Offseason work aids RB Vereen

BOSTON -- An abbreviated offseason and a battle with injuries started running back Shane Vereen's career off in a different way than he and Patriots fans expected.

Drafted 56th overall in 2011, Vereen was advertised as a speedy back with the ability to do a number of different things from the backfield, including catch the football. But the Cal product was limited to just five games, 25 total offensive snaps, and 15 carries in 2011, an experience he described as “frustrating.”

But with labor peace in 2012, Vereen has benefited from something he didn't have last year -- a full offseason to work with teammates.

“To be back with everyone else, get back to playing football, I think it’s great,” he said.

Rather than using his free time to focus in on specific areas of his game, Vereen has set out to become a better player in every way this offseason.

“Every area possible. There hasn’t been an area that I haven’t had to work. Coming in, not really playing that much, I have to work on everything,” he said.

Just 17 picks after hearing his name called in the 2011 draft, the Patriots selected another running back, Stevan Ridley, who along with Vereen is expected to compete for the carries vacated by BenJarvus Green-Ellis’ departure to Cincinnati.

The competition has already begun according to Vereen, who said, “It’s going good… There’s always going to be a competition, that’s what makes everybody better, that’s going to make our team a lot better and the more competition the better.”

Beyond Ridley, Vereen will likely compete with the versatile Danny Woodhead and veteran offseason pick-up Joseph Addai.

Despite that fact, Vereen isn’t missing the opportunity to learn from the 29-year old Addai, who comes to New England after six years in Indianapolis where he contributed in a number of ways for the Colts.

“Joe’s a real good dude. He’s been around the league for a while, so you can learn stuff from him on the field as well as off the field,” Vereen said. “We’ve just reached the starting point of everything that I’m able to learn from him. I’ve only been around him for a couple weeks now.

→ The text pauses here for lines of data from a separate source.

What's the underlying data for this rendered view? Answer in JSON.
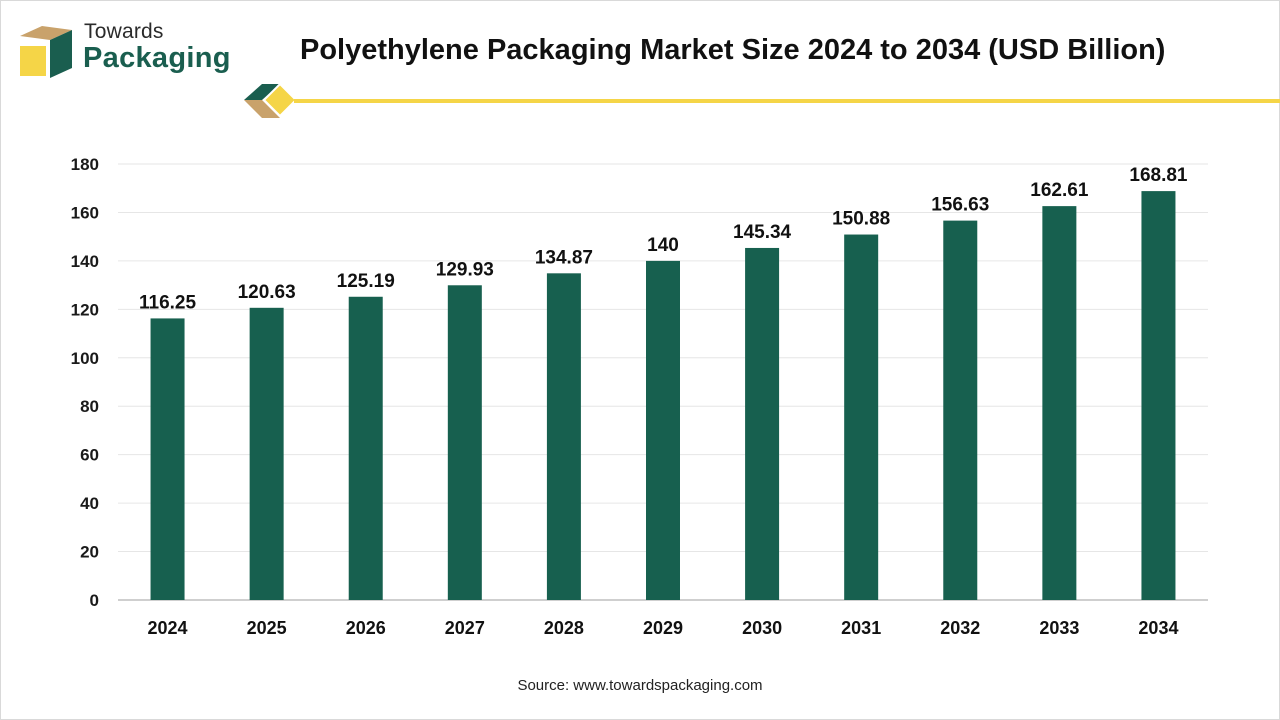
{
  "brand": {
    "line1": "Towards",
    "line2": "Packaging"
  },
  "title": "Polyethylene Packaging Market Size 2024 to 2034 (USD Billion)",
  "source": "Source: www.towardspackaging.com",
  "colors": {
    "bar": "#17604f",
    "accent_yellow": "#f5d547",
    "brand_green": "#1a5e4f",
    "brand_tan": "#c9a26b",
    "grid": "#e6e6e6"
  },
  "chart_data": {
    "type": "bar",
    "title": "Polyethylene Packaging Market Size 2024 to 2034 (USD Billion)",
    "categories": [
      "2024",
      "2025",
      "2026",
      "2027",
      "2028",
      "2029",
      "2030",
      "2031",
      "2032",
      "2033",
      "2034"
    ],
    "values": [
      116.25,
      120.63,
      125.19,
      129.93,
      134.87,
      140,
      145.34,
      150.88,
      156.63,
      162.61,
      168.81
    ],
    "value_labels": [
      "116.25",
      "120.63",
      "125.19",
      "129.93",
      "134.87",
      "140",
      "145.34",
      "150.88",
      "156.63",
      "162.61",
      "168.81"
    ],
    "xlabel": "",
    "ylabel": "",
    "ylim": [
      0,
      180
    ],
    "yticks": [
      0,
      20,
      40,
      60,
      80,
      100,
      120,
      140,
      160,
      180
    ],
    "grid": true,
    "legend": "none"
  }
}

The more I’m around him, the more I’m sure the whole running back group will learn.”

Beyond a potential increased workload on the ground, Vereen may also become a factor as a pass-catcher in new coordinator Josh McDaniels' offense, as he has a history of production from his backs in the passing game.

Catching the football is an area he believes he can contribute, but he admits that he still has work to do.

“I think it’s a strength, but I still drop passes, so it’s obviously somewhat of a weakness as well. As much as I would like to do that, I still have to work on that a lot,” he said.